River Journeys

River Journeys

Have you been on the Chicago Riverwalk?  

One of our favorite places in Chicago, it’s a 1.25-mile path along the south side of the river, passing beneath the city’s famous bridges and looking out over the water. As you stroll along it, you go by restaurants, bars, cafes, small parks, boat and kayak rentals, a Vietnam War memorial, and rows of seats where you can just sit and watch the people go by. 

If you take the wonderful boat tour offered by the Chicago Architecture Center, you’ll learn that the river started as an industrial site, with pollution flowing eastward into Lake Michigan. Over the years, it was gradually de-industrialized, and the city cleaned up the pollution, partly by—incredibly—reversing the river so it flowed westward, away from the lake. 

Chicago isn’t the only city to redesign its riverfront. As heavy industry died out or moved abroad, places like Pittsburgh, Cincinnati, Chattanooga, and Cleveland did similar work, so their downtowns now face the river rather than turning their backs on it. 

Nashville, where I live, has been slower, but now plans are in place to create a thriving, multi-use riverfront anchored by Oracle headquarters on the north and a new Tennessee Titans stadium on the south.

Why were riverfronts so heavily industrialized to begin with? 

You’ll find the fascinating answer in Rinker Buck’s new book, Life on the Mississippi: An Epic American Adventure. Buck points out that rivers provided the engine for early America’s expansion and economy. Rivers were our highways, so that’s where industry was located. 

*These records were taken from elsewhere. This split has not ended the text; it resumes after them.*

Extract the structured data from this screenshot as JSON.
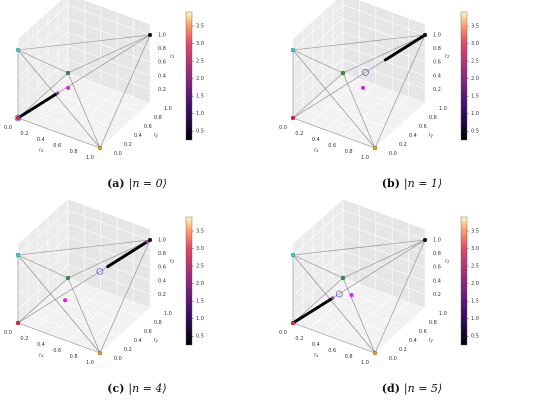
{
  "figure": {
    "axes": {
      "xlabel": [
        "r",
        "x"
      ],
      "ylabel": [
        "r",
        "y"
      ],
      "zlabel": [
        "r",
        "z"
      ],
      "xticks": [
        {
          "value": 0,
          "label": "0.0"
        },
        {
          "value": 0.2,
          "label": "0.2"
        },
        {
          "value": 0.4,
          "label": "0.4"
        },
        {
          "value": 0.6,
          "label": "0.6"
        },
        {
          "value": 0.8,
          "label": "0.8"
        },
        {
          "value": 1,
          "label": "1.0"
        }
      ],
      "yticks": [
        {
          "value": 0,
          "label": "0.0"
        },
        {
          "value": 0.2,
          "label": "0.2"
        },
        {
          "value": 0.4,
          "label": "0.4"
        },
        {
          "value": 0.6,
          "label": "0.6"
        },
        {
          "value": 0.8,
          "label": "0.8"
        },
        {
          "value": 1,
          "label": "1.0"
        }
      ],
      "zticks": [
        {
          "value": 0.2,
          "label": "0.2"
        },
        {
          "value": 0.4,
          "label": "0.4"
        },
        {
          "value": 0.6,
          "label": "0.6"
        },
        {
          "value": 0.8,
          "label": "0.8"
        },
        {
          "value": 1,
          "label": "1.0"
        }
      ],
      "vertices": [
        {
          "color": "#e8202a",
          "pos": [
            0,
            0,
            0
          ]
        },
        {
          "color": "#f0a020",
          "pos": [
            1,
            0,
            0
          ]
        },
        {
          "color": "#2a9a3a",
          "pos": [
            0,
            1,
            0
          ]
        },
        {
          "color": "#30d8d8",
          "pos": [
            0,
            0,
            1
          ]
        },
        {
          "color": "#111111",
          "pos": [
            1,
            1,
            1
          ]
        }
      ],
      "colorbar": {
        "lim": [
          0.25,
          3.9
        ],
        "ticks": [
          {
            "value": 0.5,
            "label": "0.5"
          },
          {
            "value": 1,
            "label": "1.0"
          },
          {
            "value": 1.5,
            "label": "1.5"
          },
          {
            "value": 2,
            "label": "2.0"
          },
          {
            "value": 2.5,
            "label": "2.5"
          },
          {
            "value": 3,
            "label": "3.0"
          },
          {
            "value": 3.5,
            "label": "3.5"
          }
        ]
      }
    },
    "panels": [
      {
        "tag": "(a)",
        "caption": "|n = 0⟩",
        "trajectory": [
          [
            0,
            0,
            0
          ],
          [
            0.3,
            0.3,
            0.3
          ]
        ],
        "magenta": [
          0.38,
          0.38,
          0.36
        ],
        "hollow": [
          0,
          0,
          0
        ]
      },
      {
        "tag": "(b)",
        "caption": "|n = 1⟩",
        "trajectory": [
          [
            0.7,
            0.7,
            0.7
          ],
          [
            1,
            1,
            1
          ]
        ],
        "magenta": [
          0.5,
          0.58,
          0.28
        ],
        "hollow": [
          0.55,
          0.55,
          0.55
        ]
      },
      {
        "tag": "(c)",
        "caption": "|n = 4⟩",
        "trajectory": [
          [
            0.68,
            0.68,
            0.68
          ],
          [
            0.98,
            0.98,
            0.98
          ]
        ],
        "magenta": [
          0.3,
          0.45,
          0.17
        ],
        "hollow": [
          0.62,
          0.62,
          0.62
        ]
      },
      {
        "tag": "(d)",
        "caption": "|n = 5⟩",
        "trajectory": [
          [
            0,
            0,
            0
          ],
          [
            0.3,
            0.3,
            0.3
          ]
        ],
        "magenta": [
          0.5,
          0.35,
          0.4
        ],
        "hollow": [
          0.35,
          0.35,
          0.35
        ]
      }
    ]
  }
}
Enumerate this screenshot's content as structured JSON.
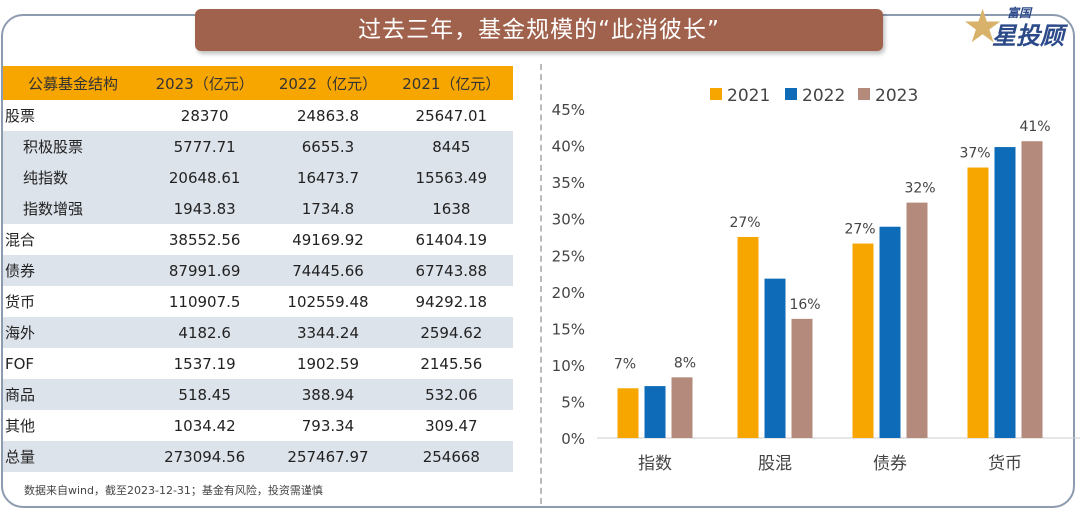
{
  "title": "过去三年，基金规模的“此消彼长”",
  "logo": {
    "line1": "富国",
    "line2": "星投顾"
  },
  "table": {
    "headers": [
      "公募基金结构",
      "2023（亿元）",
      "2022（亿元）",
      "2021（亿元）"
    ],
    "rows": [
      {
        "label": "股票",
        "values": [
          "28370",
          "24863.8",
          "25647.01"
        ],
        "sub": false
      },
      {
        "label": "积极股票",
        "values": [
          "5777.71",
          "6655.3",
          "8445"
        ],
        "sub": true
      },
      {
        "label": "纯指数",
        "values": [
          "20648.61",
          "16473.7",
          "15563.49"
        ],
        "sub": true
      },
      {
        "label": "指数增强",
        "values": [
          "1943.83",
          "1734.8",
          "1638"
        ],
        "sub": true
      },
      {
        "label": "混合",
        "values": [
          "38552.56",
          "49169.92",
          "61404.19"
        ],
        "sub": false
      },
      {
        "label": "债券",
        "values": [
          "87991.69",
          "74445.66",
          "67743.88"
        ],
        "sub": false
      },
      {
        "label": "货币",
        "values": [
          "110907.5",
          "102559.48",
          "94292.18"
        ],
        "sub": false
      },
      {
        "label": "海外",
        "values": [
          "4182.6",
          "3344.24",
          "2594.62"
        ],
        "sub": false
      },
      {
        "label": "FOF",
        "values": [
          "1537.19",
          "1902.59",
          "2145.56"
        ],
        "sub": false
      },
      {
        "label": "商品",
        "values": [
          "518.45",
          "388.94",
          "532.06"
        ],
        "sub": false
      },
      {
        "label": "其他",
        "values": [
          "1034.42",
          "793.34",
          "309.47"
        ],
        "sub": false
      },
      {
        "label": "总量",
        "values": [
          "273094.56",
          "257467.97",
          "254668"
        ],
        "sub": false
      }
    ]
  },
  "note": "数据来自wind，截至2023-12-31；基金有风险，投资需谨慎",
  "chart_data": {
    "type": "bar",
    "categories": [
      "指数",
      "股混",
      "债券",
      "货币"
    ],
    "series": [
      {
        "name": "2021",
        "color": "#f7a600",
        "values": [
          6.8,
          27.5,
          26.6,
          37.0
        ],
        "labels": [
          "7%",
          "27%",
          "27%",
          "37%"
        ]
      },
      {
        "name": "2022",
        "color": "#0e6bb8",
        "values": [
          7.1,
          21.8,
          28.9,
          39.8
        ],
        "labels": [
          "",
          "",
          "",
          ""
        ]
      },
      {
        "name": "2023",
        "color": "#b48a7c",
        "values": [
          8.3,
          16.3,
          32.2,
          40.6
        ],
        "labels": [
          "8%",
          "16%",
          "32%",
          "41%"
        ]
      }
    ],
    "ylim": [
      0,
      45
    ],
    "yticks": [
      "0%",
      "5%",
      "10%",
      "15%",
      "20%",
      "25%",
      "30%",
      "35%",
      "40%",
      "45%"
    ],
    "legend": "top",
    "grid": false
  }
}
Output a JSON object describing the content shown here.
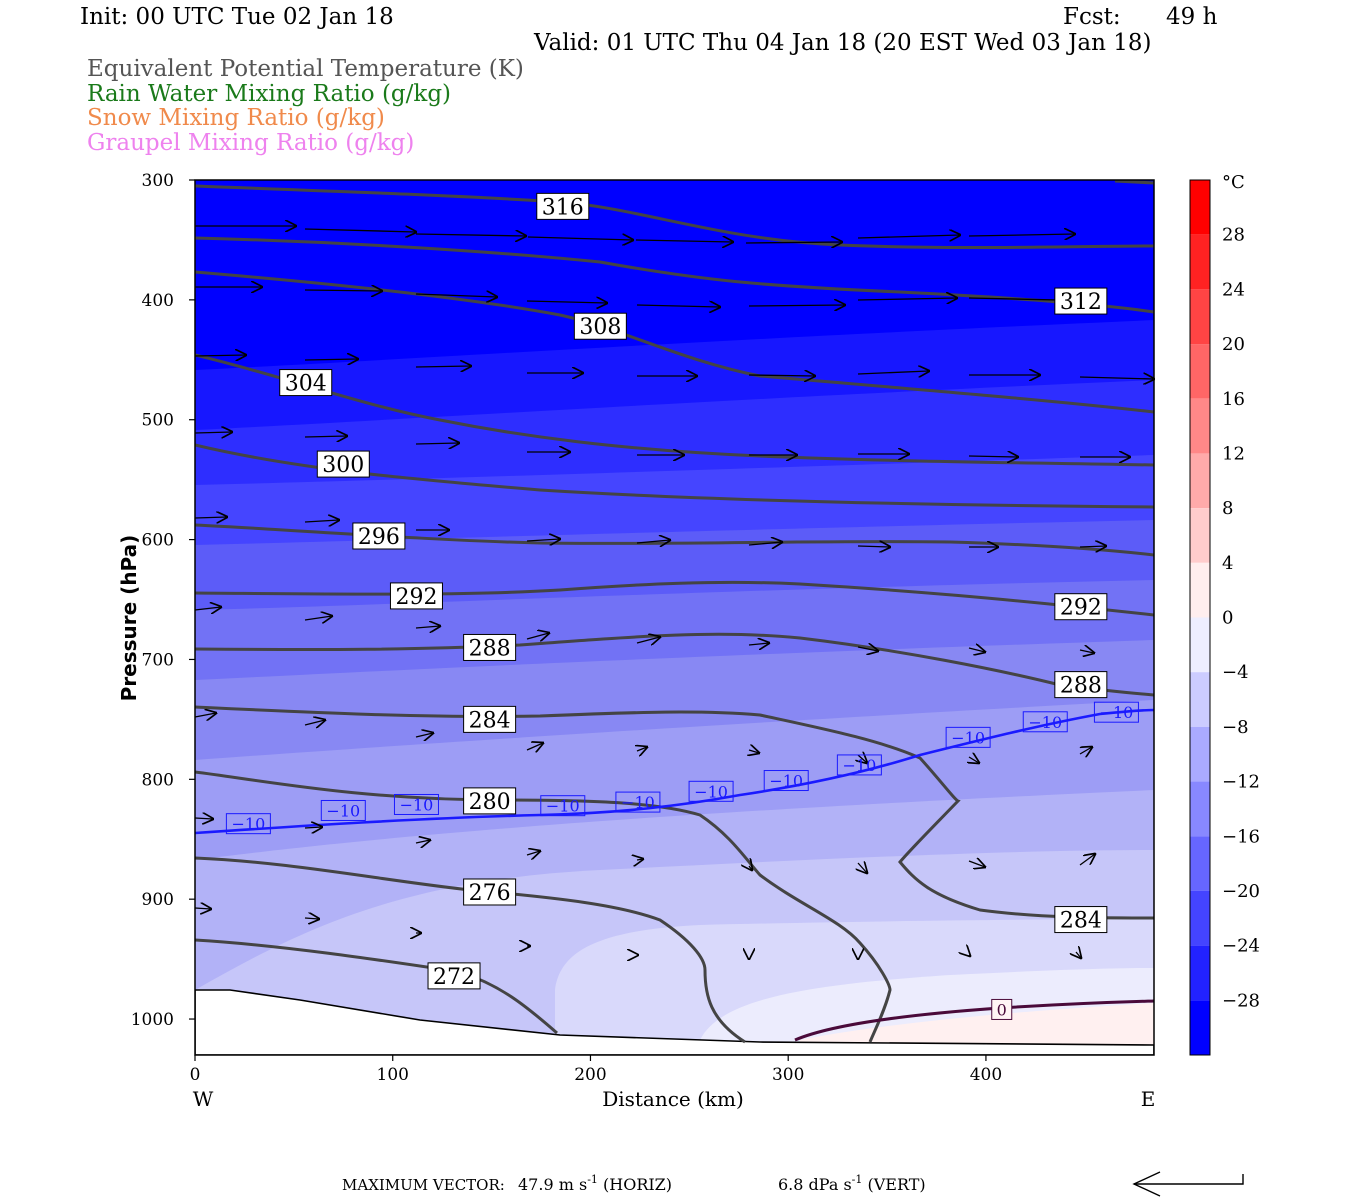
{
  "header": {
    "init": "Init: 00 UTC Tue 02 Jan 18",
    "fcst_label": "Fcst:",
    "fcst_value": "49 h",
    "valid": "Valid: 01 UTC Thu 04 Jan 18 (20 EST Wed 03 Jan 18)"
  },
  "legend": [
    {
      "text": "Equivalent Potential Temperature (K)",
      "color": "#555555"
    },
    {
      "text": "Rain Water Mixing Ratio (g/kg)",
      "color": "#1a7a1a"
    },
    {
      "text": "Snow Mixing Ratio (g/kg)",
      "color": "#f08a4b"
    },
    {
      "text": "Graupel Mixing Ratio (g/kg)",
      "color": "#ee82ee"
    }
  ],
  "footer": {
    "label": "MAXIMUM VECTOR:",
    "horiz_value": "47.9",
    "horiz_unit": "m s",
    "horiz_exp": "-1",
    "horiz_tag": "(HORIZ)",
    "vert_value": "6.8",
    "vert_unit": "dPa s",
    "vert_exp": "-1",
    "vert_tag": "(VERT)"
  },
  "chart_data": {
    "type": "cross-section",
    "xlabel": "Distance (km)",
    "ylabel": "Pressure (hPa)",
    "xlim": [
      0,
      485
    ],
    "ylim": [
      1030,
      300
    ],
    "x_ticks": [
      0,
      100,
      200,
      300,
      400
    ],
    "y_ticks": [
      300,
      400,
      500,
      600,
      700,
      800,
      900,
      1000
    ],
    "x_end_labels": {
      "left": "W",
      "right": "E"
    },
    "colorbar": {
      "unit": "°C",
      "tick_labels": [
        "28",
        "24",
        "20",
        "16",
        "12",
        "8",
        "4",
        "0",
        "−4",
        "−8",
        "−12",
        "−16",
        "−20",
        "−24",
        "−28"
      ],
      "tick_values": [
        28,
        24,
        20,
        16,
        12,
        8,
        4,
        0,
        -4,
        -8,
        -12,
        -16,
        -20,
        -24,
        -28
      ],
      "min": -32,
      "max": 32,
      "cold_color": "#0000ff",
      "warm_color": "#ff0000"
    },
    "theta_e_labels": [
      {
        "label": "316",
        "x": 186,
        "p": 322
      },
      {
        "label": "312",
        "x": 448,
        "p": 401
      },
      {
        "label": "308",
        "x": 205,
        "p": 422
      },
      {
        "label": "304",
        "x": 56,
        "p": 469
      },
      {
        "label": "300",
        "x": 75,
        "p": 537
      },
      {
        "label": "296",
        "x": 93,
        "p": 597
      },
      {
        "label": "292",
        "x": 112,
        "p": 647
      },
      {
        "label": "292",
        "x": 448,
        "p": 656
      },
      {
        "label": "288",
        "x": 149,
        "p": 690
      },
      {
        "label": "288",
        "x": 448,
        "p": 721
      },
      {
        "label": "284",
        "x": 149,
        "p": 750
      },
      {
        "label": "284",
        "x": 448,
        "p": 917
      },
      {
        "label": "280",
        "x": 149,
        "p": 818
      },
      {
        "label": "276",
        "x": 149,
        "p": 894
      },
      {
        "label": "272",
        "x": 131,
        "p": 964
      }
    ],
    "isotherm_labels": [
      {
        "label": "−10",
        "x": 27,
        "p": 837
      },
      {
        "label": "−10",
        "x": 75,
        "p": 826
      },
      {
        "label": "−10",
        "x": 112,
        "p": 821
      },
      {
        "label": "−10",
        "x": 186,
        "p": 822
      },
      {
        "label": "−10",
        "x": 224,
        "p": 819
      },
      {
        "label": "−10",
        "x": 261,
        "p": 810
      },
      {
        "label": "−10",
        "x": 299,
        "p": 801
      },
      {
        "label": "−10",
        "x": 336,
        "p": 788
      },
      {
        "label": "−10",
        "x": 391,
        "p": 765
      },
      {
        "label": "−10",
        "x": 430,
        "p": 752
      },
      {
        "label": "−10",
        "x": 466,
        "p": 744
      },
      {
        "label": "0",
        "x": 408,
        "p": 992
      }
    ]
  }
}
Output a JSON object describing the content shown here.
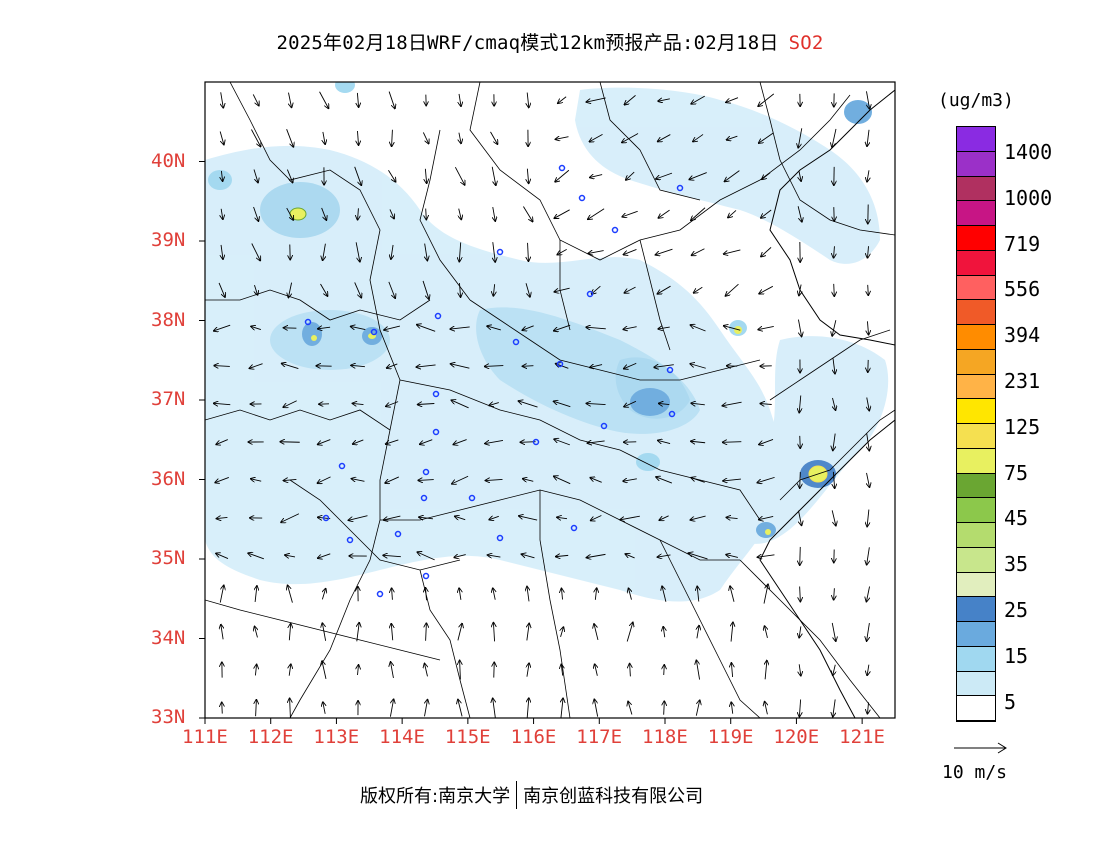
{
  "title": {
    "text": "2025年02月18日WRF/cmaq模式12km预报产品:02月18日",
    "variable": "SO2"
  },
  "map": {
    "lon_range": [
      111,
      121.5
    ],
    "lat_range": [
      33,
      41
    ],
    "lon_ticks": [
      "111E",
      "112E",
      "113E",
      "114E",
      "115E",
      "116E",
      "117E",
      "118E",
      "119E",
      "120E",
      "121E"
    ],
    "lat_ticks": [
      "33N",
      "34N",
      "35N",
      "36N",
      "37N",
      "38N",
      "39N",
      "40N"
    ]
  },
  "legend": {
    "unit": "(ug/m3)",
    "labels": [
      "1400",
      "1000",
      "719",
      "556",
      "394",
      "231",
      "125",
      "75",
      "45",
      "35",
      "25",
      "15",
      "5"
    ],
    "colors": [
      "#8a2be2",
      "#9b30c8",
      "#b03060",
      "#c71585",
      "#ff0000",
      "#f0143c",
      "#ff6060",
      "#f05a28",
      "#ff8c00",
      "#f5a623",
      "#ffb347",
      "#ffe600",
      "#f5e050",
      "#e8f060",
      "#6aa632",
      "#8cc84b",
      "#b4dc6e",
      "#c8e68c",
      "#e1eebe",
      "#4682c8",
      "#6aaade",
      "#a0d8f0",
      "#cceaf6",
      "#ffffff"
    ]
  },
  "wind_reference": {
    "label": "10 m/s"
  },
  "footer": {
    "left": "版权所有:南京大学",
    "right": "南京创蓝科技有限公司"
  }
}
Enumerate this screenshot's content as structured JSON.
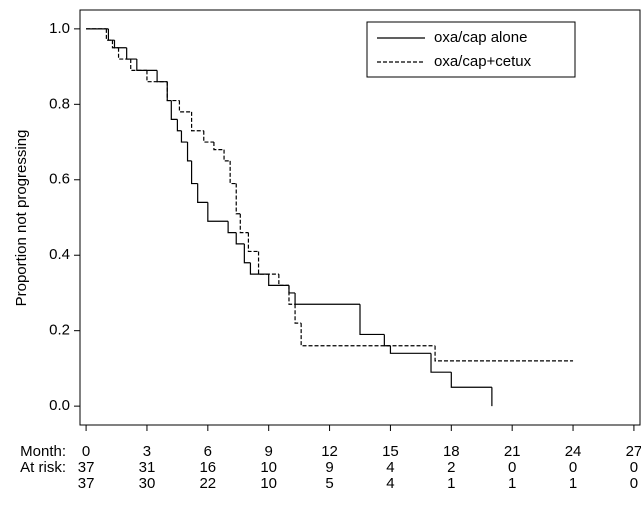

Our national mythology has Americans migrating westward by wagon train, but in fact the great majority—three million during the first half of the 1800s—went on a vast inland waterway along the Ohio and Mississippi Rivers. And most of them traveled on wooden flatboats, small rectangular vessels made of lumber lashed together in the east, then disassembled and used for cabins in the west. 

Buck, enchanted by the idea of flatboats, decided to have one built in the authentic, old-fashioned way and then use it to travel along those same rivers from Pennsylvania to New Orleans. He describes his trip, setting it side by side with the early settlers’ journey, making for an eminently readable and informative book.